Prefa-Zione
Questa storia ha inizio il 15 agosto 2018, nel libro come nella realtà.
Ero in ferie nella casa della mia infanzia in Abruzzo. Seduto all'ombra del chiosco di fronte casa, guardavo mia nipote Noemi e quel cespuglio che ha in testa. É la seconda dei quattro figli di mia sorella e, siccome sono pigro, ho numerato i nipoti e lei la chiamo spesso nipote numero due.
Noemi é una piccola talpa cresciuta tra il tintinnio di due cucchiaini.
Da piccola aveva delle storie che non raccontava a nessuno se non a loro, ma non stavano lí semplicemente ad ascoltarla: erano sopratutto delle chiavi magiche, delle quali si serviva per visitare un misterioso castello. Riuscii a farmi raccontare del castello solo dopo anni e anni passati ad osservarla in silenzio, senza fare troppe domande, perché doveva essere sola per accedere a quelle stanze e perché bastava che si accorgesse della mia presenza per far dissolvere nel nulla quelle mura... così come scoppia una bolla di sapone quando appena la sfiori.
Allora mi chiedeva "Zio, che fai?", tra lo stupore divertito e l'imbarazzo. Forse non era imbarazzo ma la necessità di mantenere un segreto, di rispettare un patto che le permetteva di visitare quel luogo misterioso ad eccezione che non ne parlasse ad anima viva.
Volevo solo assicurarmi che fosse un posto sicuro, che tra la penobra di certi angoli non strisciassero strane creature e che, sopratutto, riuscisse sempre a ritrovare la strada verso casa.
Un giorno me lo descrisse: il percorso che ripeteva ogni volta per arrivare all'ingresso, come riuscisse a raggiungere l'ultima stanza che aveva visitato per proseguire da lì il suo viaggio. Ecco perché aveva bisogno sempre di più tempo!
Gli scaffali ordinati pieni di libri che tirava fuori e leggeva, custodi di racconti incredibili e che non poteva raccontare neppure a me e dei quali, sorpresa, era lei stessa l'autrice!
Da lì presi a regalarle libri, libri veri, con la carta e l'inchiostro e le storie e tutto il resto. Per un periodo (breve) riuscii anche a convincerla a riportare qualcuna di quelle storie custodite in un luogo così irraggiungibile, su della carta vera.
Che nipote incredibile che sei, nipote numero due!

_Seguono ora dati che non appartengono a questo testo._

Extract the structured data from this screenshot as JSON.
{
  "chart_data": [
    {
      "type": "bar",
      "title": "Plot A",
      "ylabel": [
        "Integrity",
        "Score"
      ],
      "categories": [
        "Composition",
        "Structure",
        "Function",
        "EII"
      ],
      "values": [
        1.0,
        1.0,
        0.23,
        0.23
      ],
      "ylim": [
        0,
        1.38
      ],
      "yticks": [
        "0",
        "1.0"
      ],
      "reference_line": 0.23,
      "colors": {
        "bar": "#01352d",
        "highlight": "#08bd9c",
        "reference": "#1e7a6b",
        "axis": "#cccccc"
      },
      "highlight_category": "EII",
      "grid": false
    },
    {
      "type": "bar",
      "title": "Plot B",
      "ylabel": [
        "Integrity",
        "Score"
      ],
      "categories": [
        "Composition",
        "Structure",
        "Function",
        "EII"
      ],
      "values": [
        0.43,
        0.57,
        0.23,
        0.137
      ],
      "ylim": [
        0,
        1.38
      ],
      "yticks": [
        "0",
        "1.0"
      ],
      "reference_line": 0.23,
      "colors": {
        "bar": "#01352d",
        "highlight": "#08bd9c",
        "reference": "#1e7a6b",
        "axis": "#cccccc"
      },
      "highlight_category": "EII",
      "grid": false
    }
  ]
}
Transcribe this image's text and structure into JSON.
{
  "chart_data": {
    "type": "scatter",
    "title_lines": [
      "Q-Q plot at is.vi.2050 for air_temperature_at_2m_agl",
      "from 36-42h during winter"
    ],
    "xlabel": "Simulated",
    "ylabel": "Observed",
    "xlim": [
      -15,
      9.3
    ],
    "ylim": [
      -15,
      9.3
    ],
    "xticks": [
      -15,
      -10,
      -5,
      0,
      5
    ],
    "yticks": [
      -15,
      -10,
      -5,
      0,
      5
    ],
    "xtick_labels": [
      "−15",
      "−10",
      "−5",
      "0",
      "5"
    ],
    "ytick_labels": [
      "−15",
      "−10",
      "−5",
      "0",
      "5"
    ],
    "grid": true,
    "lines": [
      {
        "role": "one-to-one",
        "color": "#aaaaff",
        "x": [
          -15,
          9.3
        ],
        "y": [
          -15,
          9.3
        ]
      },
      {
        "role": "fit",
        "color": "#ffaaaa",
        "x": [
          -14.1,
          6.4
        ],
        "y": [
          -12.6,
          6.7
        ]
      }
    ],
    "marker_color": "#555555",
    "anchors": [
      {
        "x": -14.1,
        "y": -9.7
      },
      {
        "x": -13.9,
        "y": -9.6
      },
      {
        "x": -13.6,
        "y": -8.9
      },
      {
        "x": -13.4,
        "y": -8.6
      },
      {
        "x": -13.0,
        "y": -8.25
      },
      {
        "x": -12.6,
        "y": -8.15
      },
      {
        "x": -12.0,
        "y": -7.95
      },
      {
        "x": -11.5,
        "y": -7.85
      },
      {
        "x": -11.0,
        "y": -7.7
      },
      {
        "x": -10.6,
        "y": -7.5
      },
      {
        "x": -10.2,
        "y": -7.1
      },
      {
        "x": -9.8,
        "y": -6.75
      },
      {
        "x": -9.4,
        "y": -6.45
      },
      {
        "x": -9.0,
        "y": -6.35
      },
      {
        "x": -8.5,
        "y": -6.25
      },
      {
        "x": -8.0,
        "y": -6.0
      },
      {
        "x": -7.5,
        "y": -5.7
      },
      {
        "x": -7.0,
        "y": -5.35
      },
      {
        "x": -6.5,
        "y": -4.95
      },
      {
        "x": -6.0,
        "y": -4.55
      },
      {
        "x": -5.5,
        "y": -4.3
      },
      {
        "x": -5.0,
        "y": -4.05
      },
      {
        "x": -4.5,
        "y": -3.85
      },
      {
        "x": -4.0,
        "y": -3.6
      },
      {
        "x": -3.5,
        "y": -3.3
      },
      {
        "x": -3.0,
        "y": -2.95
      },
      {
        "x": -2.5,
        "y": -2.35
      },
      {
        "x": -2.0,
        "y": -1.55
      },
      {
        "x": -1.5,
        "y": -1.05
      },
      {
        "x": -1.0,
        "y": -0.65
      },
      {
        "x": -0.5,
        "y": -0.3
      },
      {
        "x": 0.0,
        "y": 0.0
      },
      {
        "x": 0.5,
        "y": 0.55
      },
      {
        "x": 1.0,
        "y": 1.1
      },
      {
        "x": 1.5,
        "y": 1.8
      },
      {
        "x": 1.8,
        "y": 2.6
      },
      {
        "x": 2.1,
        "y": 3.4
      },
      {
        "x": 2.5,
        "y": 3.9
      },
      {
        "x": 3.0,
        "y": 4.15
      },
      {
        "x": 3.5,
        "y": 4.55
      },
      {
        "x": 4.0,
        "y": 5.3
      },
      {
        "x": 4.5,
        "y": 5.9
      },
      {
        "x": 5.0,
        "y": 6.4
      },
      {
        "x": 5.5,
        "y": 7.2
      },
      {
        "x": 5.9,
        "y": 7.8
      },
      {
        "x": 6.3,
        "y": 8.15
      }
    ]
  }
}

Ma torniamo al chiosco. Poco dopo ci raggiunge Jennyfer, nipote numero uno, sedici anni.
È in quella fase della vita che ho sentito chiamare "adolescenza" da genitori romantici, "passerà" da quelli ingenui e "Cristo santo nascondi i coltelli" da quelli che alla fine sopravvivono. Mia sorella e mio cognato sono ancora vivi ma deve per forza trattarsi di culo.
Ci sono cose che non bisognerebbe dire a una adolescente, perché a quell'età tutto quello che hai da dire è per loro stupido, inutile o imbarazzante.
Eppure tra me e lei (di solito) c'è qualcosa che mi permette di andare oltre, senza paura: cinquecento chilometri di distanza. Prova a tirare qualcosa a cinquecento chilometri di distanza, non puoi farcela. Zero.
Quando siamo separati da quella distanza, dunque, posso dirle cose imbarazzanti, tipo che è stata la cosa piccola più bella che abbia mai tenuto in braccio. Che l'ho tenuta in braccio finché ho potuto e poi per mano, finché ha voluto.
L'ho tenuta d'occhio mentre si allontanava e non ho gridato "tana libera tutti" quando è iniziata la partita a nascondino, perché non era da me che voleva essere trovata.
Ma le dico sempre che "Zio c'è". Tipo Dio, insomma, solo meno permaloso.
Ecco, parlandovi di loro vi ho parlato delle due protagoniste principali di questa storia. Spero che vi aiuterà ad affezionarvi, ma non troppo. Non sai mai come va a finire, quando leggi un horror.